La Grande Ville raconte l’histoire d’une famille vivant à Calcutta (la ville natale de Ray et la capitale historique du Bengale). Bombhol et sa femme Arati ont à leur charge deux enfants et les parents de Bombhol, qui subvient difficilement aux besoins du ménage. Face à ces difficultés financières, Arati décide de travailler. Elle devient représentante de commerce, s’épanouissant dans cet emploi. Mais au sein d’une société restée patriarcale, le choix d’Arati suscite la réprobation de ses beaux-parents, en particulier de son beau-père, et l’irritation de Bombhol. S’inquiétant de l’émancipation de sa femme, il la somme de démissionner. Or, un évènement imprévu survient : la banque où travaillait Bombhol fait faillite et il perd son travail.
Un an avant son superbe Charulata (1964), La Grande Ville donne à Ray l’occasion de peindre un beau portrait de femme avec la même actrice, Madhabi Mukherjee, qui exprime pleinement les interrogations de son personnage par son jeu concentré et frémissant. Arati décide de travailler non par principe ou volonté d’émancipation féminine, mais par pragmatisme, pour les autres, parce que les finances du ménage le réclament. Son courage lui permet de surmonter les préjugés et les jugements des hommes de sa famille, beau-père, mari, et même son fils, et de faire ce qui lui semble juste. Comme souvent dans ses films, Satyajit Ray filme les hommes comme des êtres velléitaires et facilement désoeuvrés, déstabilisés par la modernité, soutenus à bout de bras par des femmes émancipées qui ont du courage pour deux. Le vieux père de Bombhol, professeur à la retraite, est miné par le ressentiment : il ne supporte pas de voir son fils végéter dans son emploi quand lui-même fut un professeur admiré de ses élèves. Plaçant le sentiment de sa propre dignité au-dessus du reste, il se sent humilié quand Arati décide de travailler. Bombhol, d’une autre génération, est plus compréhensif, mais il craint le regard des autres sur sa femme, il a peur que dans la grande ville, elle finisse par lui échapper (voir la scène du rouge à lèvres). Ray accorde ainsi beaucoup d’importance aux échanges de regard : regards qui se reflètent dans un miroir ; regards qui se dissimulent derrière les voilages faisant office de cloisons dans l’appartement familial ; regards qui jugent autrui ; regards aimants et confiants dirigés vers l’avenir. Il filme Arati et sa famille avec trois fois rien, des champs-contrechamps simplement découpés, des plans fixes qui témoignent de l’attention qu’il leur porte.

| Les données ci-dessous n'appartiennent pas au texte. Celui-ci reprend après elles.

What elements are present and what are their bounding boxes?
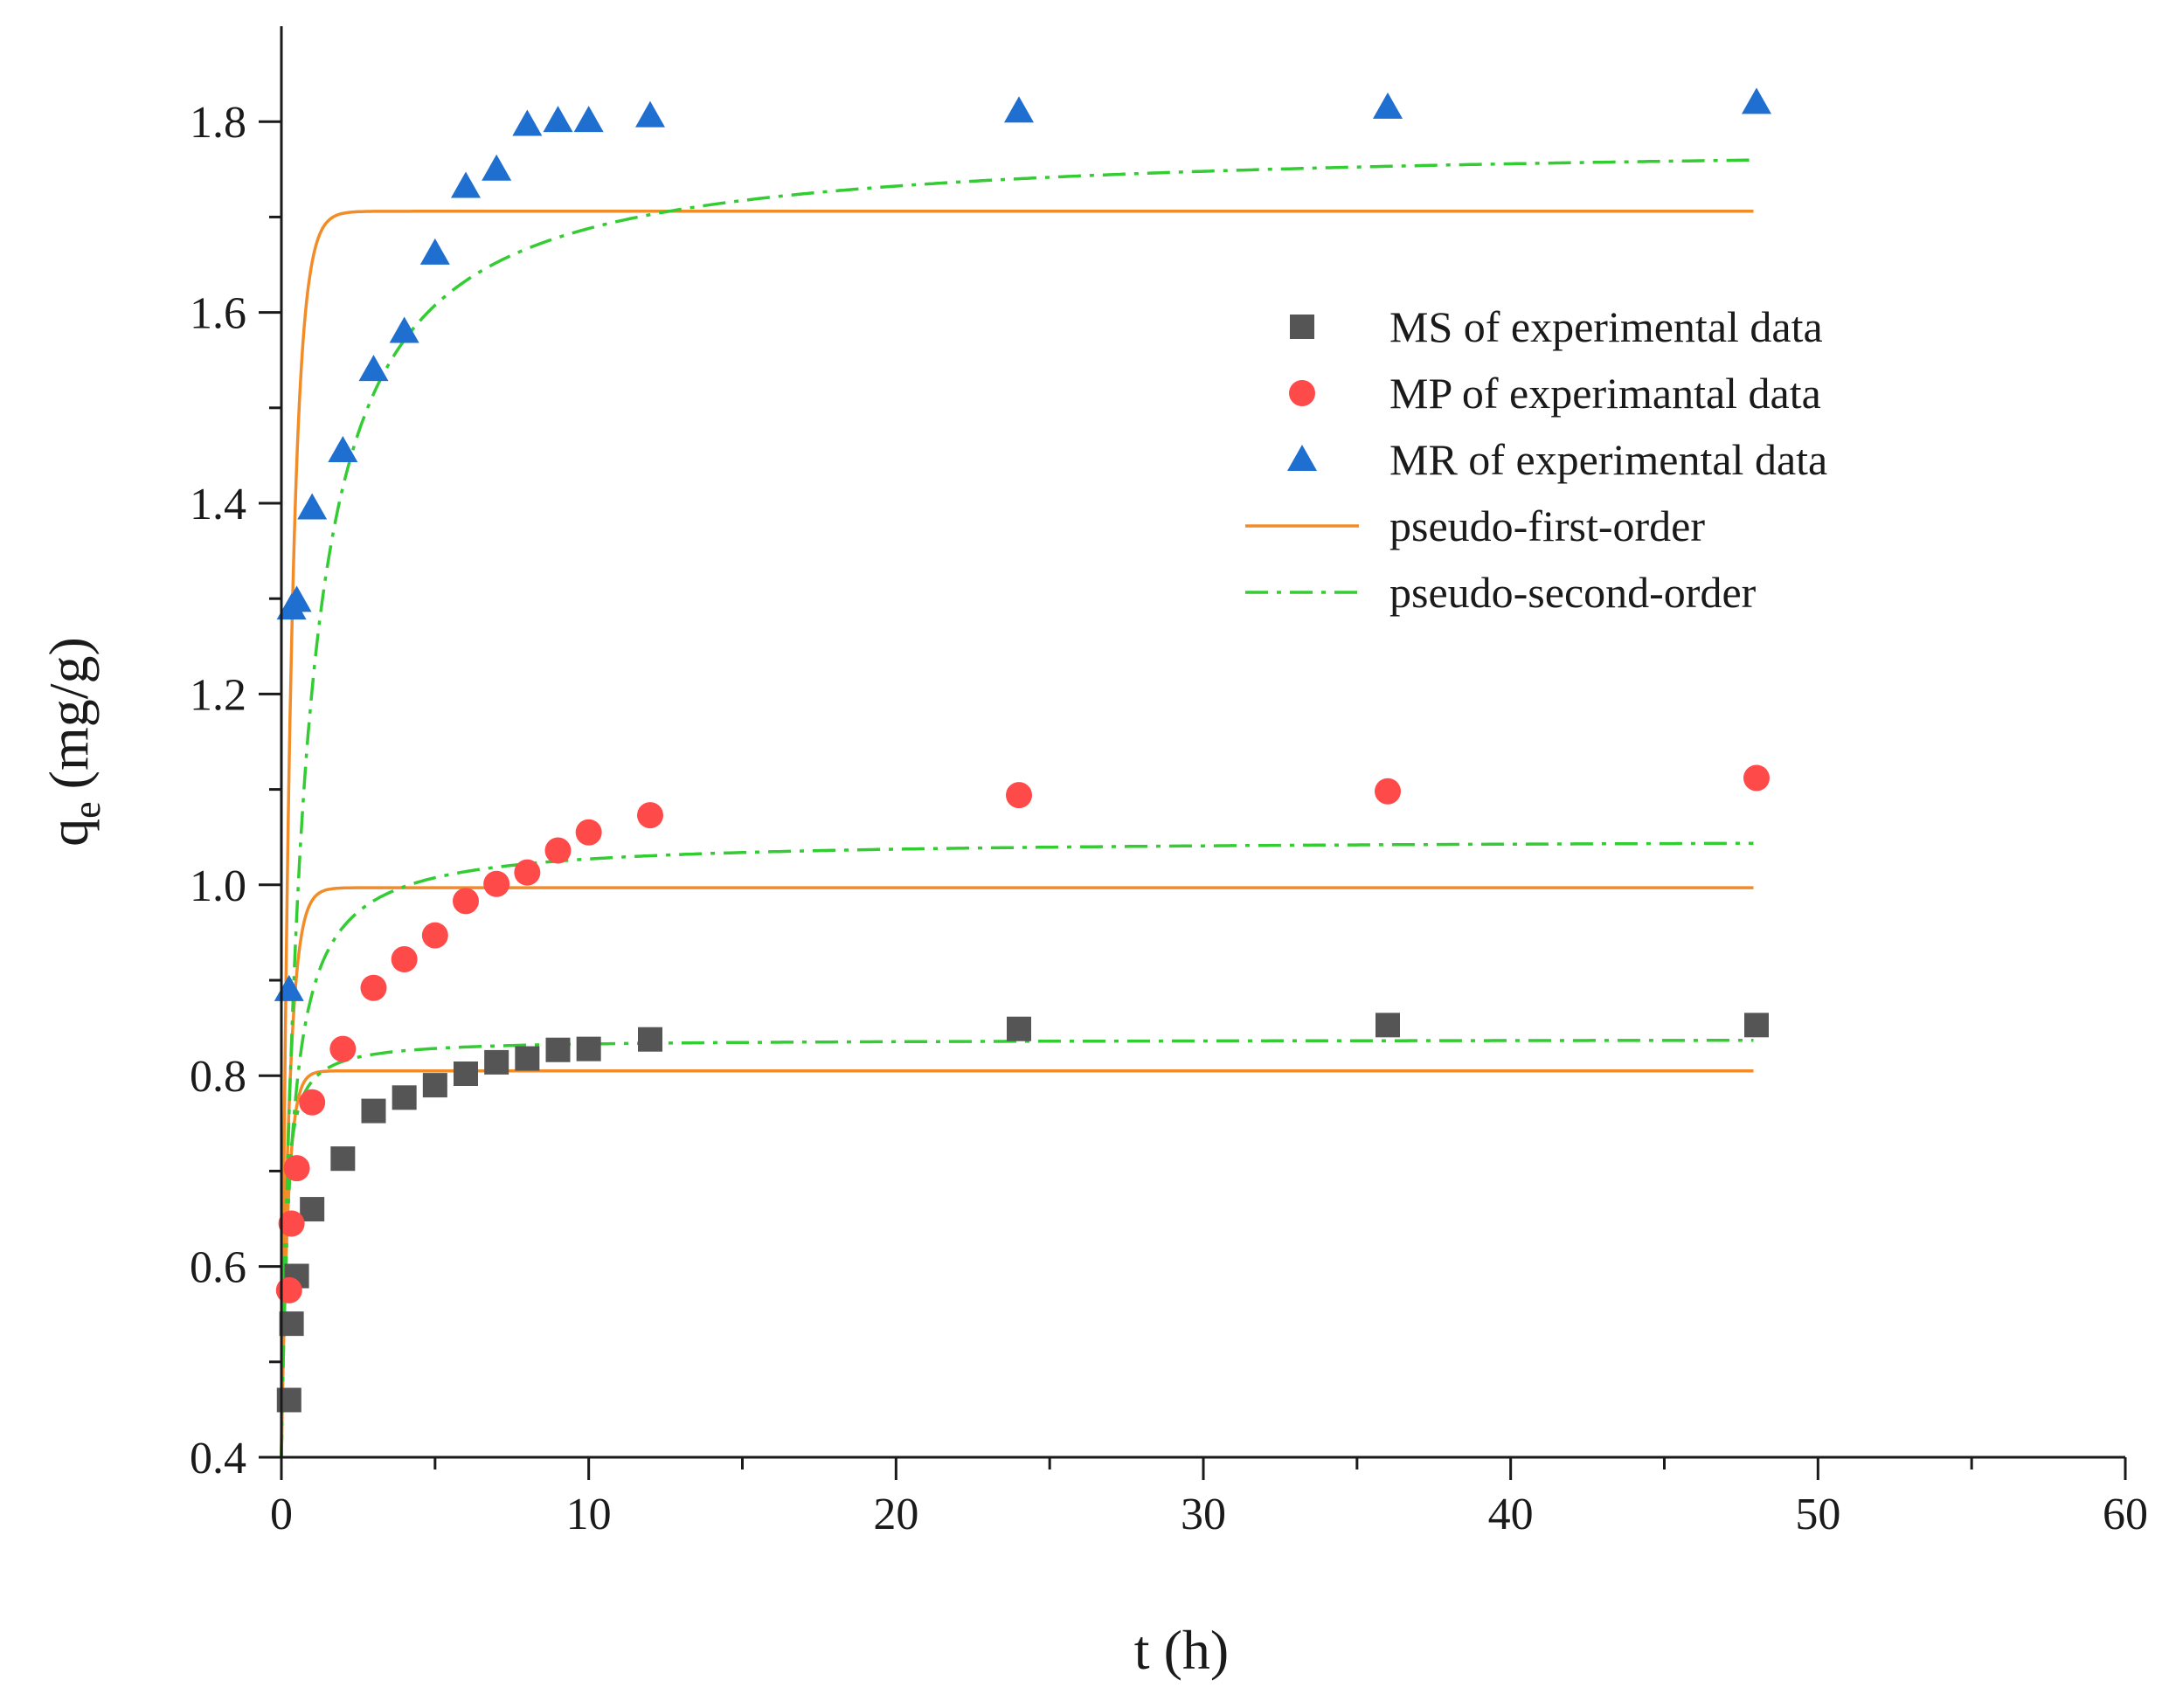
data-point-ms <box>1007 1016 1031 1041</box>
legend-marker-square <box>1290 315 1314 339</box>
legend-label: MP of experimantal data <box>1389 369 1821 418</box>
y-tick-label: 0.8 <box>190 1052 246 1102</box>
ticks-layer: 0 10 20 30 40 50 60 0.4 0.6 0.8 1.0 1.2 1.4 1.6 1.8 <box>190 98 2148 1539</box>
y-axis-title-unit: (mg/g) <box>38 637 100 789</box>
data-point-ms <box>422 1073 447 1098</box>
y-tick-label: 0.6 <box>190 1243 246 1293</box>
y-tick-label: 1.2 <box>190 670 246 720</box>
data-point-mp <box>637 802 663 829</box>
data-point-ms <box>454 1061 478 1087</box>
fit-curves-layer <box>280 158 1754 1458</box>
data-point-mr <box>328 435 358 462</box>
data-point-mr <box>1373 92 1403 119</box>
x-tick-label: 20 <box>873 1490 918 1539</box>
data-point-mp <box>275 1276 302 1303</box>
data-point-mr <box>281 585 312 612</box>
pso-curve-ms <box>280 1039 1754 1458</box>
data-point-mp <box>421 922 448 949</box>
data-point-mr <box>274 974 304 1001</box>
data-point-ms <box>1744 1013 1769 1038</box>
data-point-ms <box>279 1311 304 1337</box>
data-point-mr <box>635 100 665 128</box>
pfo-curve-ms <box>280 1068 1754 1458</box>
data-point-ms <box>392 1085 417 1110</box>
x-axis-title: t (h) <box>1134 1619 1229 1681</box>
data-point-mr <box>451 171 481 198</box>
legend-label: pseudo-second-order <box>1389 568 1757 617</box>
legend-label: pseudo-first-order <box>1389 501 1705 550</box>
pfo-curve-mp <box>280 886 1754 1458</box>
y-tick-label: 1.6 <box>190 289 246 339</box>
legend-marker-triangle <box>1287 445 1317 471</box>
data-point-mr <box>512 109 543 136</box>
data-point-mr <box>419 238 450 265</box>
y-tick-label: 1.0 <box>190 861 246 911</box>
x-tick-label: 60 <box>2103 1490 2148 1539</box>
data-point-mr <box>482 154 512 181</box>
x-tick-label: 10 <box>566 1490 612 1539</box>
pso-curve-mp <box>280 841 1754 1458</box>
data-point-mr <box>573 106 604 133</box>
data-point-mr <box>1004 96 1034 123</box>
data-point-ms <box>638 1027 662 1052</box>
y-tick-label: 1.8 <box>190 98 246 148</box>
data-point-mp <box>1743 764 1770 792</box>
data-point-ms <box>545 1037 571 1062</box>
data-point-mr <box>543 106 573 133</box>
data-point-ms <box>300 1197 325 1222</box>
data-point-ms <box>330 1146 356 1172</box>
data-point-ms <box>515 1046 540 1071</box>
data-point-mp <box>575 819 602 846</box>
data-point-mr <box>389 316 419 343</box>
data-point-ms <box>484 1049 509 1075</box>
data-point-mp <box>360 974 387 1001</box>
data-point-mp <box>1006 782 1032 809</box>
data-point-ms <box>361 1098 386 1124</box>
data-point-mr <box>1742 87 1771 114</box>
data-point-mp <box>329 1035 357 1062</box>
legend-marker-circle <box>1289 380 1315 406</box>
data-point-mp <box>278 1210 305 1237</box>
data-point-mp <box>283 1155 310 1182</box>
data-point-mp <box>544 837 572 864</box>
x-tick-label: 0 <box>270 1490 293 1539</box>
x-tick-label: 30 <box>1181 1490 1226 1539</box>
y-axis-title-subscript: e <box>66 801 108 819</box>
axes-layer <box>280 26 2125 1459</box>
pfo-curve-mr <box>280 210 1754 1458</box>
legend-label: MS of experimental data <box>1389 302 1823 351</box>
x-tick-label: 40 <box>1488 1490 1534 1539</box>
data-point-mp <box>453 888 479 915</box>
pso-curve-mr <box>280 158 1754 1458</box>
y-axis-title-main: q <box>38 819 100 847</box>
data-point-mr <box>297 493 328 520</box>
data-point-mr <box>358 355 389 382</box>
data-points-layer <box>274 87 1771 1413</box>
data-point-mp <box>1375 778 1401 805</box>
legend: MS of experimental data MP of experimanta… <box>1245 302 1827 617</box>
data-point-ms <box>576 1036 601 1061</box>
data-point-ms <box>1376 1013 1400 1038</box>
data-point-mp <box>299 1089 326 1116</box>
y-tick-label: 0.4 <box>190 1434 246 1483</box>
legend-label: MR of experimental data <box>1389 435 1827 484</box>
y-axis-title: qe (mg/g) <box>38 637 108 847</box>
data-point-mp <box>514 859 541 886</box>
data-point-mp <box>483 870 510 897</box>
y-tick-label: 1.4 <box>190 480 246 529</box>
x-tick-label: 50 <box>1795 1490 1840 1539</box>
data-point-mp <box>391 945 418 972</box>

Malgré ce contexte sociologique et culturel particulier, La Grande Ville n’est pas un film circonscrit dans le temps et cantonné à la question de l’émancipation des femmes indiennes. Ray a écrit (voir notamment le recueil de textes récemment publié sous le nom J’aurais voulu pouvoir vous les montrer) qu’il aimerait que l’on décrive ses films comme « intemporels« . De là, sa défiance instinctive envers les idéologies et les prétendues avant-gardes. Comme dans tous ses grands films, cette intemporalité espérée, il l’atteint dans La Grande Ville, qui interroge la place de chacun dans la société et dans la famille. Dépassant cette problématique, le film finit même par aborder la question du nationalisme dans la société indienne à travers le personnage de l’employée anglo-indienne. Discriminée par son patron bengali à cause de ses origines, elle est la cause d’une juste fureur d’Arati. Car en faisant le choix de travailler (voilà le vrai legs de la modernité, la capacité de faire des choix individuels), Arati défendait non pas sa propre dignité mais la dignité de tous. Ce n’était pas le capitalisme et la modernité qu’avait à craindre l’Inde, c’était le nationalisme, un poison qui prospère dans l’Inde d’aujourd’hui où les discriminations et les inégalités socio-culturelles sont nombreuses. Satyajit Ray, cinéaste intemporel, reste notre contemporain.
Strum
PS : Le film fut également exploité sous le nom La Grande Cité.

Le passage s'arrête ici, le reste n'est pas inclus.